In a way, my hat collection is a repository of memories—some good, some bad. I have 106 hats in my collection. When I put one on, it can be like flipping a switch on a time machine. I guess my most important hat is my Davy Crockett “raccoon skin cap.” Mine had a snap-on tail and glow-in-the dark eyes. It also had tuck-in ear flaps. When I put it on, I became “king of the wild frontier.” Knowing Davy had “killed him a bear when he was only three,” I was deeply disappointed that there were no bears in New Jersey that I could kill, but I went bear hunting anyway. I had a bow and arrow set that I had pulled the suction cups off of and sharpened the arrow shafts’ tips with my pencil sharpener. There was a patch of woods near were I lived. That’s where I went hunting. I never saw a bear, but once I saw my woodshop teacher Mr. Rippey with the girl’s gym teacher Miss Meedle. Miss Meedle was holding onto a tree while Mr. Rippey hopped up and down behind her. Now that I’m older, I know what was going on. At the time, I didn’t. When I told Mom what I had seen, she said “Oh my!” Nearly immediately, she called my school and asked for Mr. Rippey. When she got him on the line, she told me to leave the room.

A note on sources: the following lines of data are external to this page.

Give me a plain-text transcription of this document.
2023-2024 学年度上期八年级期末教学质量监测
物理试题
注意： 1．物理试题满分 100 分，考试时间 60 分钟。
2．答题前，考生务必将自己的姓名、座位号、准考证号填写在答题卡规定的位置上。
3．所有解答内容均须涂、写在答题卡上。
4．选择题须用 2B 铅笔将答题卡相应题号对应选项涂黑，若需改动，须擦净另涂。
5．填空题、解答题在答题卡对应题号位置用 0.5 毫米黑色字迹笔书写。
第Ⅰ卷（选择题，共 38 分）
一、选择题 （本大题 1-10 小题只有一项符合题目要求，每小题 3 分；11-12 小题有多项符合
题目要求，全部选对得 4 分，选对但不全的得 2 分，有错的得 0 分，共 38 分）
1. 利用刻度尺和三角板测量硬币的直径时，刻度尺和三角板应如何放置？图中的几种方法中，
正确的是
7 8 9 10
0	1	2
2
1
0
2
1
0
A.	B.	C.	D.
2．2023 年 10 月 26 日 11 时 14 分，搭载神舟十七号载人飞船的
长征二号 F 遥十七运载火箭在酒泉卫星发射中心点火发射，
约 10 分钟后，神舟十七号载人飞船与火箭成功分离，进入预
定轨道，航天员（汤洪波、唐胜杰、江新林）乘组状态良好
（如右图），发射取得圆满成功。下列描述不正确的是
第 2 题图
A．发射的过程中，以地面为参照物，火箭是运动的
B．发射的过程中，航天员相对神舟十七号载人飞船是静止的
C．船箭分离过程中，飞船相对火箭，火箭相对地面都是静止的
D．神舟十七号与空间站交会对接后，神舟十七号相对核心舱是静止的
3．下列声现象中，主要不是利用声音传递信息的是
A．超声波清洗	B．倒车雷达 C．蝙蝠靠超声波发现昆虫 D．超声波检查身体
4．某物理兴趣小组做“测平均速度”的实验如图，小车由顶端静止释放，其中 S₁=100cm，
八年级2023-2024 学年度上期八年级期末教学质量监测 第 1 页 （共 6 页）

Anyway, when you put something on your head, you put something in your head. Hats can affect your identity. Where would Napoleon have been without his hat? Mickey Mantle? The Cat in the Hat? Earnest Hemingway? Chico Marx? Tom Mix? Benny Hill? Queen Elizabeth? The Mad Hatter? There are hundreds more. Get a hat. Take a break from being you.
Definition courtesy of “Silva Rhetoricae” (rhetoric.byu.edu).